I wrote Kanali which is an open source Kubernetes Ingress/API management tool and for about 1/200k requests I receive the following fatal error:
2017/08/16 12:40:57 http: multiple response.WriteHeader calls
{"level":"error","method":"GET","msg":"unknown error","time":"2017-08-16T12:40:57Z","uri":"/ommitted/path"}
{"level":"fatal","msg":"write tcp4 192.168.2.160:8443-\u003e192.168.4.0:54554: write: broken pipe","time":"2017-08-16T12:40:57Z"}
I'm having a really hard time reproducing it but here is the relevant code. Kanali is a large project but the td;lr is that after this first code snippet is executed, the second code snipped is executed which handles errors.
func (step WriteResponseStep) Do(ctx context.Context, m *metrics.Metrics, c *controller.Controller, w http.ResponseWriter, r *http.Request, resp *http.Response, trace opentracing.Span) error {
for k, v := range resp.Header {
for _, value := range v {
w.Header().Set(k, value)
}
}
closer, str, err := utils.DupReaderAndString(resp.Body)
if err != nil {
logrus.Errorf("error copying response body, response may not be as expected: %s", err.Error())
}
trace.SetTag("http.status_code", resp.StatusCode)
trace.SetTag("http.response_body", str)
w.WriteHeader(resp.StatusCode)
if _, err := io.Copy(w, closer); err != nil {
return err
}
return nil
}
later in the code...
if err != nil {
w.Header().Set("Content-Type", "application/json")
switch e := err.(type) {
case utils.Error:
logrus.WithFields(logrus.Fields{
"method": r.Method,
"uri": r.RequestURI,
}).Error(e.Error())
errStatus, err := json.Marshal(utils.JSONErr{Code: e.Status(), Msg: e.Error()})
if err != nil {
logrus.Warnf("could not marsah request headers into JSON - tracing data maybe not be as expected")
}
w.WriteHeader(e.Status())
if err := json.NewEncoder(w).Encode(utils.JSONErr{Code: e.Status(), Msg: e.Error()}); err != nil {
logrus.Fatal(err.Error())
}
default:
logrus.WithFields(logrus.Fields{
"method": r.Method,
"uri": r.RequestURI,
}).Error("unknown error")
errStatus, err := json.Marshal(utils.JSONErr{Code: http.StatusInternalServerError, Msg: "unknown error"})
if err != nil {
logrus.Warnf("could not marsah request headers into JSON - tracing data maybe not be as expected")
}
w.WriteHeader(http.StatusInternalServerError)
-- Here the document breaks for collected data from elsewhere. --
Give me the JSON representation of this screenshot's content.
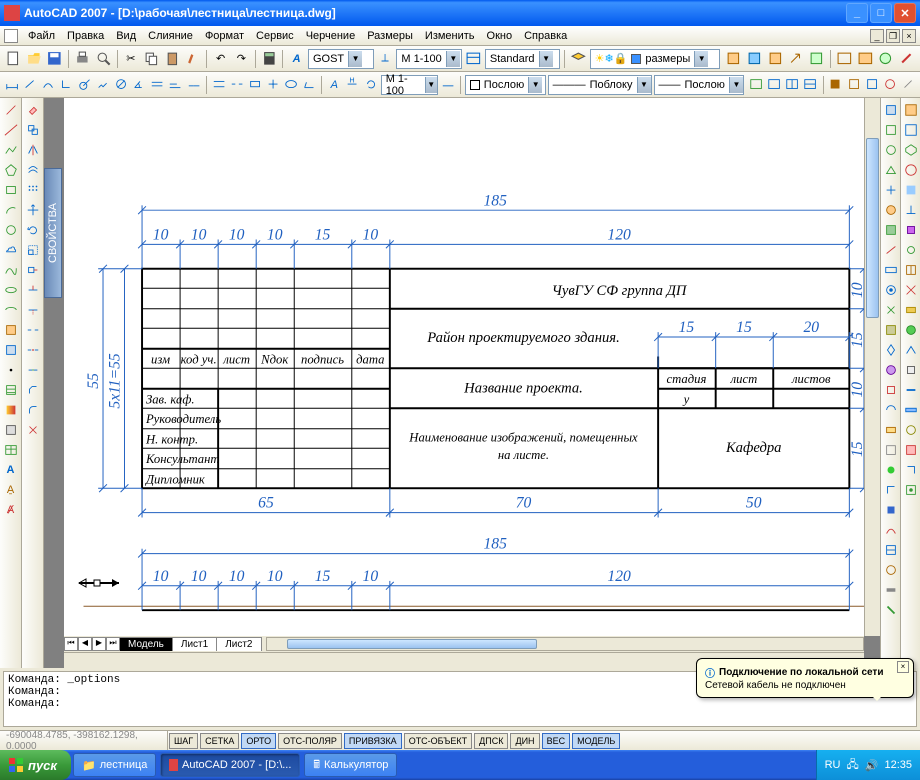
{
  "window": {
    "title": "AutoCAD 2007 - [D:\\рабочая\\лестница\\лестница.dwg]"
  },
  "menu": [
    "Файл",
    "Правка",
    "Вид",
    "Слияние",
    "Формат",
    "Сервис",
    "Черчение",
    "Размеры",
    "Изменить",
    "Окно",
    "Справка"
  ],
  "toolbar1": {
    "font_style": "GOST",
    "annot": "M 1-100",
    "dim_style": "Standard",
    "layer": "размеры"
  },
  "toolbar2": {
    "scale": "M 1-100",
    "color": "Послою",
    "ltype": "Поблоку",
    "lweight": "Послою"
  },
  "prop_panel": "СВОЙСТВА",
  "drawing": {
    "top_dims": [
      "185",
      "10",
      "10",
      "10",
      "10",
      "15",
      "10",
      "120"
    ],
    "left_dim_total": "55",
    "left_dim_expr": "5x11=55",
    "right_dims": [
      "10",
      "15",
      "10",
      "15"
    ],
    "right_h_dims": [
      "15",
      "15",
      "20"
    ],
    "bottom_dims": [
      "65",
      "70",
      "50"
    ],
    "row_headers": [
      "изм",
      "код уч.",
      "лист",
      "Nдок",
      "подпись",
      "дата"
    ],
    "roles": [
      "Зав. каф.",
      "Руководитель",
      "Н. контр.",
      "Консультант",
      "Дипломник"
    ],
    "block_r1": "ЧувГУ СФ группа ДП",
    "block_r2": "Район проектируемого здания.",
    "block_r3": "Название проекта.",
    "block_r4": "Наименование изображений, помещенных на листе.",
    "small_hdr": [
      "стадия",
      "лист",
      "листов"
    ],
    "small_val": "у",
    "block_r5": "Кафедра",
    "bottom_top_dims": [
      "185",
      "10",
      "10",
      "10",
      "10",
      "15",
      "10",
      "120"
    ]
  },
  "tabs": [
    "Модель",
    "Лист1",
    "Лист2"
  ],
  "cmd": {
    "l1": "Команда: _options",
    "l2": "Команда:",
    "l3": "Команда:"
  },
  "status": {
    "coords": "-690048.4785, -398162.1298, 0.0000",
    "toggles": [
      "ШАГ",
      "СЕТКА",
      "ОРТО",
      "ОТС-ПОЛЯР",
      "ПРИВЯЗКА",
      "ОТС-ОБЪЕКТ",
      "ДПСК",
      "ДИН",
      "ВЕС",
      "МОДЕЛЬ"
    ]
  },
  "balloon": {
    "title": "Подключение по локальной сети",
    "body": "Сетевой кабель не подключен"
  },
  "taskbar": {
    "start": "пуск",
    "items": [
      "лестница",
      "AutoCAD 2007 - [D:\\...",
      "Калькулятор"
    ],
    "lang": "RU",
    "clock": "12:35"
  }
}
if err := json.NewEncoder(w).Encode(utils.JSONErr{Code: http.StatusInternalServerError, Msg: "unknown error"}); err != nil {
logrus.Fatal(err.Error())
}
}
}
The error message is telling you that WriteHeader is called more than once (either directly or indirectly by a call to Write). The header can only be written to the network once. Both snippets have a call to WriteHeader.